Afterpay’s resurgence
After PayPal’s announcement that it’s launching a service called “Pay in 4”, the Afterpay share price fell just over 20% over the two weeks following the news.
PayPal says Pay in 4 is an interest-free instalment solution at no extra cost. It means consumers can pay for things over four payments. Consumers can pay for items costing in a range of $30 to $600.
However, since the mid-September low, Afterpay shares have climbed 12%.
There hasn’t been much news since the release of the FY20 result. Of course, that report showed a number of impressive metrics including 112% growth of Afterpay’s underlying sales to $11.1 billion, 116% growth of active customers to 9.9 million and 72% growth of active merchants to 55,400. It led to total income just about doubling to $519.2 million and underlying EBITDA (click here to learn what EBITDA means) rising 73% to $44.4 million.
There have been two other important pieces of news recently. Afterpay is changing to a new chief financial officer (CFO), it will be Rebecca Lowde. It also made an acquisition in Europe called Pagantis which it hopes will accelerate growth in Europe.
Pagantis is only a small business with 1,400 active merchants and 150,000 active customers. However, the addressable ecommerce market in the EU exceeds €300 billion. Pagantis currently has operations in Spain, France and Italy with regulatory approval to operate in Portugal.
Are Afterpay shares worth buying today?
I’ve not been sure whether Afterpay is worth buying at a share price of $30, $40, $50, $60 or $70. Now it’s at $80. It’s still not generating a net profit after tax, which seems years away.
I suppose the sector is in land-grab phase at the moment, so I can see why Afterpay wants to capture as much global market share as possible.

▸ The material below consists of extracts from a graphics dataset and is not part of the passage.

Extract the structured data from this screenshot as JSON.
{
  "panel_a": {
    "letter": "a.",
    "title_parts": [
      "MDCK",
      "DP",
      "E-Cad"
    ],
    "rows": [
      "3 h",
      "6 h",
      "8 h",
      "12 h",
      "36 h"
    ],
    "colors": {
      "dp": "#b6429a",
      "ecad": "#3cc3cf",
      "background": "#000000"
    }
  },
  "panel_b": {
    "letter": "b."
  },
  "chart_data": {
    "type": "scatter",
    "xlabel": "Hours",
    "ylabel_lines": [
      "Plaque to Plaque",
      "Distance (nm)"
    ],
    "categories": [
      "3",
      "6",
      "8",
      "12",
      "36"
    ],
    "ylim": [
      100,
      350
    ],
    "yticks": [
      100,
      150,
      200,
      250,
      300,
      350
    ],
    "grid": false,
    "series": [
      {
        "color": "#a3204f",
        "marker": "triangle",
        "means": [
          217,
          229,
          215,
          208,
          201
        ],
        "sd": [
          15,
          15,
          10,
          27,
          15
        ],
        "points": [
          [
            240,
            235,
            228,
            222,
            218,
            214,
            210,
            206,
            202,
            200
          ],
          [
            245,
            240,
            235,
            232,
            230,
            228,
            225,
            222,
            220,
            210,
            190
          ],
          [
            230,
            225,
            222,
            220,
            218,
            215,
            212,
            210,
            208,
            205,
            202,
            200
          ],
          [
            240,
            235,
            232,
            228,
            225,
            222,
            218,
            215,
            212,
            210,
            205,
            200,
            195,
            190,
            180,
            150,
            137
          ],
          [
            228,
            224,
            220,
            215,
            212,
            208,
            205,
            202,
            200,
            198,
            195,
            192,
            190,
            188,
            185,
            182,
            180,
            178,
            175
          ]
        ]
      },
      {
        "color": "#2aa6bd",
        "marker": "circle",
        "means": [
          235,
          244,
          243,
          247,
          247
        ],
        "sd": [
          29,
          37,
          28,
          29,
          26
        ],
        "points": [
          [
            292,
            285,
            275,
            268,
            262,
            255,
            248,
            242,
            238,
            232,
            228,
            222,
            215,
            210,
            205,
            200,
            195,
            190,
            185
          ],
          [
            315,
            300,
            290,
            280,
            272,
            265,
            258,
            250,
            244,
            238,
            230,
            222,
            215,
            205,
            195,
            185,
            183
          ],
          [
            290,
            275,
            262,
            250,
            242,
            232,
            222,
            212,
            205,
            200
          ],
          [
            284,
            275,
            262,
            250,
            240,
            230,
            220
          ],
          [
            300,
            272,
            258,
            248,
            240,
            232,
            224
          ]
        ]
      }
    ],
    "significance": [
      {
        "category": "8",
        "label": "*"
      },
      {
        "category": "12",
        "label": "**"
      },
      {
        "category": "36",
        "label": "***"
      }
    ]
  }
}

It could make a lot of money in the future if its transaction margins stay consistent. But that’s a big question mark for the future.

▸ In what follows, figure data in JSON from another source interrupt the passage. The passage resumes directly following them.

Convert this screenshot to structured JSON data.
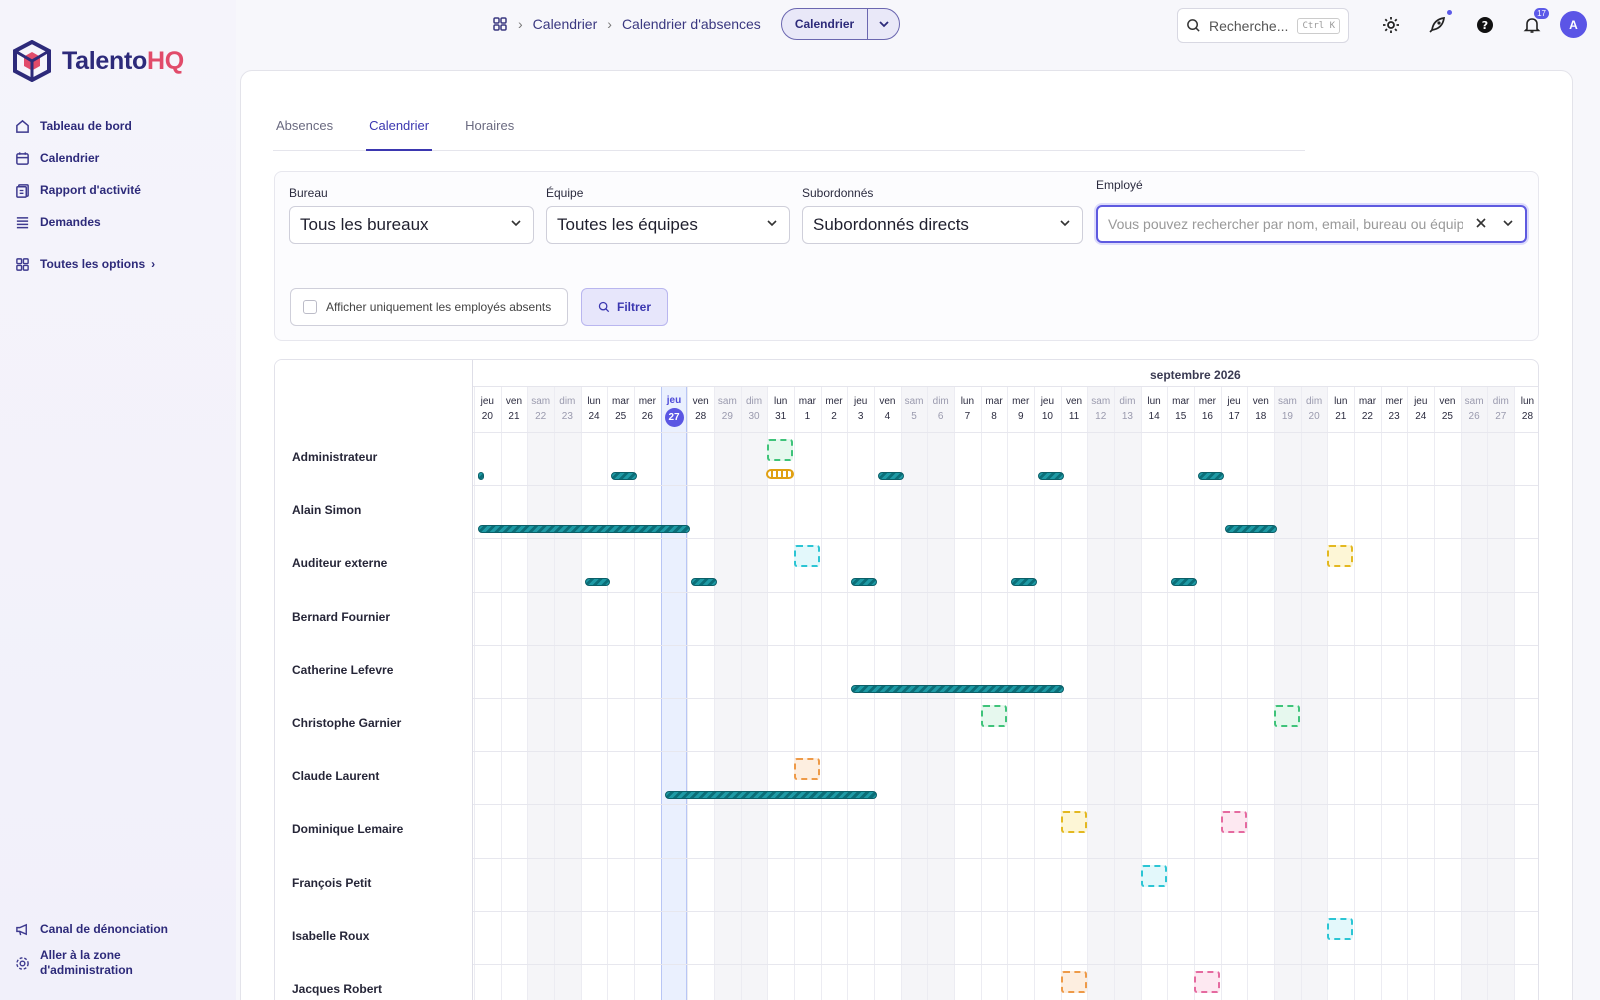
{
  "app": {
    "brand_main": "Talento",
    "brand_accent": "HQ",
    "colors": {
      "accent": "#5a56e3",
      "brand": "#2d2a7a",
      "brand_hq": "#e14b6a"
    }
  },
  "sidebar": {
    "items": [
      {
        "label": "Tableau de bord",
        "icon": "home-icon"
      },
      {
        "label": "Calendrier",
        "icon": "calendar-icon"
      },
      {
        "label": "Rapport d'activité",
        "icon": "report-icon"
      },
      {
        "label": "Demandes",
        "icon": "list-icon"
      }
    ],
    "all_options": "Toutes les options",
    "bottom": [
      {
        "label": "Canal de dénonciation",
        "icon": "megaphone-icon"
      },
      {
        "label": "Aller à la zone d'administration",
        "icon": "settings-cog-icon"
      }
    ]
  },
  "topbar": {
    "breadcrumb": [
      "Calendrier",
      "Calendrier d'absences"
    ],
    "view_button": "Calendrier",
    "search_placeholder": "Recherche...",
    "search_shortcut": "Ctrl K",
    "notifications_count": "17",
    "avatar_initial": "A"
  },
  "tabs": [
    {
      "label": "Absences",
      "active": false
    },
    {
      "label": "Calendrier",
      "active": true
    },
    {
      "label": "Horaires",
      "active": false
    }
  ],
  "filters": {
    "bureau": {
      "label": "Bureau",
      "value": "Tous les bureaux"
    },
    "equipe": {
      "label": "Équipe",
      "value": "Toutes les équipes"
    },
    "subordonnes": {
      "label": "Subordonnés",
      "value": "Subordonnés directs"
    },
    "employe": {
      "label": "Employé",
      "placeholder": "Vous pouvez rechercher par nom, email, bureau ou équipe"
    },
    "checkbox_label": "Afficher uniquement les employés absents",
    "filter_button": "Filtrer"
  },
  "calendar": {
    "month_label": "septembre 2026",
    "today_index": 7,
    "days": [
      {
        "d": "jeu",
        "n": "20",
        "we": false
      },
      {
        "d": "ven",
        "n": "21",
        "we": false
      },
      {
        "d": "sam",
        "n": "22",
        "we": true
      },
      {
        "d": "dim",
        "n": "23",
        "we": true
      },
      {
        "d": "lun",
        "n": "24",
        "we": false
      },
      {
        "d": "mar",
        "n": "25",
        "we": false
      },
      {
        "d": "mer",
        "n": "26",
        "we": false
      },
      {
        "d": "jeu",
        "n": "27",
        "we": false
      },
      {
        "d": "ven",
        "n": "28",
        "we": false
      },
      {
        "d": "sam",
        "n": "29",
        "we": true
      },
      {
        "d": "dim",
        "n": "30",
        "we": true
      },
      {
        "d": "lun",
        "n": "31",
        "we": false
      },
      {
        "d": "mar",
        "n": "1",
        "we": false
      },
      {
        "d": "mer",
        "n": "2",
        "we": false
      },
      {
        "d": "jeu",
        "n": "3",
        "we": false
      },
      {
        "d": "ven",
        "n": "4",
        "we": false
      },
      {
        "d": "sam",
        "n": "5",
        "we": true
      },
      {
        "d": "dim",
        "n": "6",
        "we": true
      },
      {
        "d": "lun",
        "n": "7",
        "we": false
      },
      {
        "d": "mar",
        "n": "8",
        "we": false
      },
      {
        "d": "mer",
        "n": "9",
        "we": false
      },
      {
        "d": "jeu",
        "n": "10",
        "we": false
      },
      {
        "d": "ven",
        "n": "11",
        "we": false
      },
      {
        "d": "sam",
        "n": "12",
        "we": true
      },
      {
        "d": "dim",
        "n": "13",
        "we": true
      },
      {
        "d": "lun",
        "n": "14",
        "we": false
      },
      {
        "d": "mar",
        "n": "15",
        "we": false
      },
      {
        "d": "mer",
        "n": "16",
        "we": false
      },
      {
        "d": "jeu",
        "n": "17",
        "we": false
      },
      {
        "d": "ven",
        "n": "18",
        "we": false
      },
      {
        "d": "sam",
        "n": "19",
        "we": true
      },
      {
        "d": "dim",
        "n": "20",
        "we": true
      },
      {
        "d": "lun",
        "n": "21",
        "we": false
      },
      {
        "d": "mar",
        "n": "22",
        "we": false
      },
      {
        "d": "mer",
        "n": "23",
        "we": false
      },
      {
        "d": "jeu",
        "n": "24",
        "we": false
      },
      {
        "d": "ven",
        "n": "25",
        "we": false
      },
      {
        "d": "sam",
        "n": "26",
        "we": true
      },
      {
        "d": "dim",
        "n": "27",
        "we": true
      },
      {
        "d": "lun",
        "n": "28",
        "we": false
      }
    ],
    "employees": [
      {
        "name": "Administrateur",
        "bars": [
          [
            0,
            0.1
          ],
          [
            5,
            6
          ],
          [
            15,
            16
          ],
          [
            21,
            22
          ],
          [
            27,
            28
          ]
        ],
        "boxes": [
          {
            "day": 11,
            "color": "green"
          }
        ],
        "special": [
          {
            "day": 11
          }
        ]
      },
      {
        "name": "Alain Simon",
        "bars": [
          [
            0,
            8
          ],
          [
            28,
            30
          ]
        ],
        "boxes": []
      },
      {
        "name": "Auditeur externe",
        "bars": [
          [
            4,
            5
          ],
          [
            8,
            9
          ],
          [
            14,
            15
          ],
          [
            20,
            21
          ],
          [
            26,
            27
          ]
        ],
        "boxes": [
          {
            "day": 12,
            "color": "cyan"
          },
          {
            "day": 32,
            "color": "yellow"
          }
        ]
      },
      {
        "name": "Bernard Fournier",
        "bars": [],
        "boxes": []
      },
      {
        "name": "Catherine Lefevre",
        "bars": [
          [
            14,
            22
          ]
        ],
        "boxes": []
      },
      {
        "name": "Christophe Garnier",
        "bars": [],
        "boxes": [
          {
            "day": 19,
            "color": "green"
          },
          {
            "day": 30,
            "color": "green"
          }
        ]
      },
      {
        "name": "Claude Laurent",
        "bars": [
          [
            7,
            15
          ]
        ],
        "boxes": [
          {
            "day": 12,
            "color": "orange"
          }
        ]
      },
      {
        "name": "Dominique Lemaire",
        "bars": [],
        "boxes": [
          {
            "day": 22,
            "color": "yellow"
          },
          {
            "day": 28,
            "color": "pink"
          }
        ]
      },
      {
        "name": "François Petit",
        "bars": [],
        "boxes": [
          {
            "day": 25,
            "color": "cyan"
          }
        ]
      },
      {
        "name": "Isabelle Roux",
        "bars": [],
        "boxes": [
          {
            "day": 32,
            "color": "cyan"
          }
        ]
      },
      {
        "name": "Jacques Robert",
        "bars": [],
        "boxes": [
          {
            "day": 22,
            "color": "orange"
          },
          {
            "day": 27,
            "color": "pink"
          }
        ]
      }
    ]
  }
}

Will merchants be happy to keep paying a high margin if there are other options like PayPal which are much cheaper? What about if regulators say that merchants can (and should?) charge customers for the Afterpay fees, which is currently disadvantaging people who don’t use a buy now, pay later option.
Afterpay has done extraordinarily well at growing into the business it has. I’m just not sure what a good price for it is, so I’d rather leave it to other investors. And I think the next month (or more) could be volatile with the upcoming American election. I prefer profitable ASX growth shares like Pushpay Holdings Ltd (ASX: PPH) which seems to have much better operating leverage and doesn’t rely on debt funding.